Coping with tragedy

On June 28, York Regional Police Constable Garrett Styles was killed during a routine traffic stop. The 15-year-old driver of the car accelerated, dragged him for 300 metres and rolled on top of him. To call this a tragedy hardly encapsulates how great a loss this event was.

Sadly, the crown attorney has turned to revenge, helping to create more suffering and not less. Think of how destructive their desire to lock up this 15-year-old boy for life is. This will stop this young boy from ever spending a night home with his family. This will cost him his friends. This will cost him not just his youth behind bars but his entire life.

Think about the wider destructive message this sends to people in our society. The crown attorney is essentially arguing that if you make a bad mistake, then you should be locked up for the rest of your life. Does our society really have that little compassion?

One dimension of imprisonment has been explored by Ajahn Brahm, a Buddhist monk from West Perth, Australia. He discusses how messages like this tell young people that people that are evil should be destroyed or locked away. What happens, then, when young people come to view themselves as bad or evil? Will they not treat themselves with the same destructive intentions instead of a desire to make up for their mistakes?

It is important to fully contemplate the scope of this incident. The most evident part is the loss of a young father and husband, Constable Garrett Styles.

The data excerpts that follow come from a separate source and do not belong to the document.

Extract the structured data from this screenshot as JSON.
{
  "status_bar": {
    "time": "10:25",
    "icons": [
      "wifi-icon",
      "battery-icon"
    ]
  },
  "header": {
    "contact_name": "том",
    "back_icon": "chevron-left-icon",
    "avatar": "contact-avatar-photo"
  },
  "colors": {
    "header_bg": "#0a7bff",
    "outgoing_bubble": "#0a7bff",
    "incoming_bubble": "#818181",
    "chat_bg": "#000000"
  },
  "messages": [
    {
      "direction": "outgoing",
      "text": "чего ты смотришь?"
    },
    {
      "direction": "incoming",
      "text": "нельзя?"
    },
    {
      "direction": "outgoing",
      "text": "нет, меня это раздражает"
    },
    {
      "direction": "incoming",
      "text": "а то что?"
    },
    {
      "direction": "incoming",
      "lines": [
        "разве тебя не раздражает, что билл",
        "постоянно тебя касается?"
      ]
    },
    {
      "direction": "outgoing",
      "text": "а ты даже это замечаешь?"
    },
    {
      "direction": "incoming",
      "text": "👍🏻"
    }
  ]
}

His wife, children, extended family and close friends will never recover the lives they once had. A promising career cut short, a family shaken to its foundations, dozens of people brought unbelievable suffering and one precious and unique life gone forever.

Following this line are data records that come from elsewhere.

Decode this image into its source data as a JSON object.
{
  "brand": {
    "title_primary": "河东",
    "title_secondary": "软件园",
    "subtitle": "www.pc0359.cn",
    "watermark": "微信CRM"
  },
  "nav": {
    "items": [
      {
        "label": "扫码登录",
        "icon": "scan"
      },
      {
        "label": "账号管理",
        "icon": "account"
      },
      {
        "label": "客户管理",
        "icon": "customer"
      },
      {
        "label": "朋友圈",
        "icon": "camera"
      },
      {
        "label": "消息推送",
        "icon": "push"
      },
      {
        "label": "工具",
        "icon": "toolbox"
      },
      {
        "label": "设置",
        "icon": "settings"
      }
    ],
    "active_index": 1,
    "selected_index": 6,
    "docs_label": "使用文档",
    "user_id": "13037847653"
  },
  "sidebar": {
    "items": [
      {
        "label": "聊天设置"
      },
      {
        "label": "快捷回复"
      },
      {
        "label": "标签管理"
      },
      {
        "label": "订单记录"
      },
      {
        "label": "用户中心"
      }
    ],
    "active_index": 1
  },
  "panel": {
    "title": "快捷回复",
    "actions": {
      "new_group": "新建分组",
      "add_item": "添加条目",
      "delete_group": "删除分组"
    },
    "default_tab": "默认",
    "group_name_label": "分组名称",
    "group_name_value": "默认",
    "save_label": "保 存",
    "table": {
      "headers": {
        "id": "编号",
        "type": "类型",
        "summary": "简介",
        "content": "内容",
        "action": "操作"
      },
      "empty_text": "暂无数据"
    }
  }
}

The less evident part of this tragedy is the suffering a young boy has to experience as a result of his mindless actions. This young boy is now unable to move his legs or arms. No longer will he be able to enjoy the simple pleasures of a summer stroll, playing any kind of sports or biking with friends. Many great things are lost to him. The boy’s parents have to suffer too with feelings of guilt, fear, and sadness. Most painful of all, his actions killed a loving and caring husband and father. This means he will spend countless moments trying to do the hardest thing of all: forgive himself — a difficult thing I would not wish upon anyone.

If you take one minute to contemplate how tragic the entire event was, it is hard feel anything else but deep sadness.

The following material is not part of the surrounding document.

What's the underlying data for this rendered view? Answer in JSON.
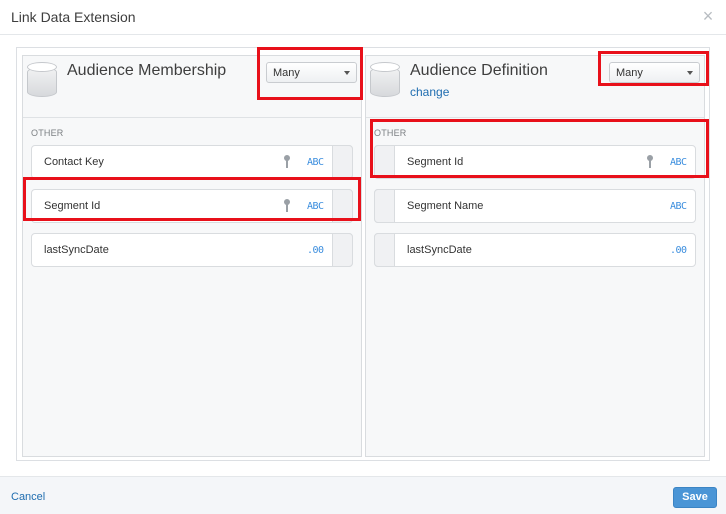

We should take the lessons of Styles’s death to heart in our own lives. Our own lives are filled with the potential for events like this. How many times have our mindless actions hurt others around us and ourselves? This tragedy can move us to be more mindful and considerate in our own actions to insure we do not cause this kind of suffering to others or ourselves, something that cannot be said for the crown attorney’s desire to imprison someone for life.

This principle, that helping to relieve suffering is the right thing to do in a tragedy, is demonstrated most clearly by Constable Garret Styles’s actions themselves. He was so caring that when he, while pinned by the van, radioed in multiple times to express concern about the driver of the van. When we are truly mindful of the entire tragedy and committed not to spread any more suffering, how could we honour this man’s service by destroying the 15-year-old boy’s life more than it already has been?